Don Morris

A point about how reimbursement impacts care

August 22, 2013
By Don Morris

“Humungous tonsils” was the verdict of the pediatrician who sent us off to see two ENT specialists with our twins. The first doctor explained that they were indeed humungous and that any tonsils larger than a certain size should be removed or they could lead to poor functioning at school, among other problems. He would be happy to schedule the surgery. The case seemed clear. But the second doctor needed to know more to make a decision: Were the twins tired and cranky in the morning? Did they breathe irregularly in their sleep? Could we send a video?

What happened here illustrates a point about how reimbursement impacts care, that I think is often missed amid dire forecasts that health care reform will lead to “cookie-cutter” medicine. It’s actually the other way around. The current fee-for-service system, represented by doctor number one, rewards a one-size-fits-all approach that increases volume; simple guidelines (e.g., the tonsil size rule) have been developed to make decisions easy so providers can focus their time on providing the reimbursed treatments. The second doctor, a salaried professor who had no financial interest, was much more thoughtful about her decision. As health care reform begins to make medical groups financially accountable for patients’ outcomes ranging from hospital readmissions to heart attacks, the industry is scrambling to collect individual health data and develop a new generation of analytics that that is focused on better understanding of impact of medical decisions on individuals. Because bad outcomes like readmissions will be penalized, and good outcomes will be rewarded, simple economics are driving the industry to personalized care.
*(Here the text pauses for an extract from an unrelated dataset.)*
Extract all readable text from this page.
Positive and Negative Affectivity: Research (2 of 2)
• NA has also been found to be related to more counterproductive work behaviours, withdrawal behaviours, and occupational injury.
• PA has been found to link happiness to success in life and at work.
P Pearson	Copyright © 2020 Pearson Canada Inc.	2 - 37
Most medical decisions involve a tradeoff of risks of potentially fatal outcomes: a CT scan of your coronary arteries may help diagnose heart disease but could cause cancer; aspirin and other blood thinners reduce your risk of heart disease but could lead to serious bleeding. Simple cookie-cutter guidelines fail to take individual complexity into account, often recommending treatment to people who could on balance be harmed, or fail to recommend treatments to people who would benefit.

Before evidence-based medicine, medical decisions were all personalized, but because physicians didn’t have access to analytic evidence their decisions were based on intuition, or a limited number of personal experiences. Since that era, clinical trials have created a sound scientific foundation for decisions= and for national care guidelines, but the simplicity of these guidelines has led to less personalization of decisions. Now we’ve moved to a stage where there’s enough clinical evidence, analytic horsepower, and patient data in electronic records to guide medical decisions that are both personalized and evidence-based.

Looking forward, one of the biggest barriers to the development and use of personal analytics is data quality. Case in point: One group we worked with had been entering temperatures as heights in their electronic medical record until we pointed out how many people in their records were 98 inches tall. It was frightening that no one had noticed, but equally clear that this data had never been used for treatment decisions. With the increased use of patient data by computers to help guide decisions, methods will be needed to ensure that our individual health data is as accurate as our bank records. To anyone involved in health care this may sound like a Sisyphean task, but other industries have already led the way — wouldn’t you be shocked if you discovered that your bank had been recording your deposits as withdrawals?

Finally, the quality metrics chosen to determine health care reimbursement will be critical. They will need to accurately measure what is beneficial to patients — no easy challenge — or risk driving health care away from the mission of improving health to other parts unknown. Ultimately, if health care metrics are appropriately designed, economics and analytics should lead us down the path to the right treatment for the right person.

Our twins, by the way, still have their tonsils, and as of the last visit they were not quite so humungous.

About the author: Don Morris, PhD, is vice president of scientific product and technology development at Archimedes Inc., a healthcare modeling and analytics company based in San Francisco. He leads the development of IndiGO, Archimedes’ clinical-decision support tool, and other products for individualized risk prediction and decision support.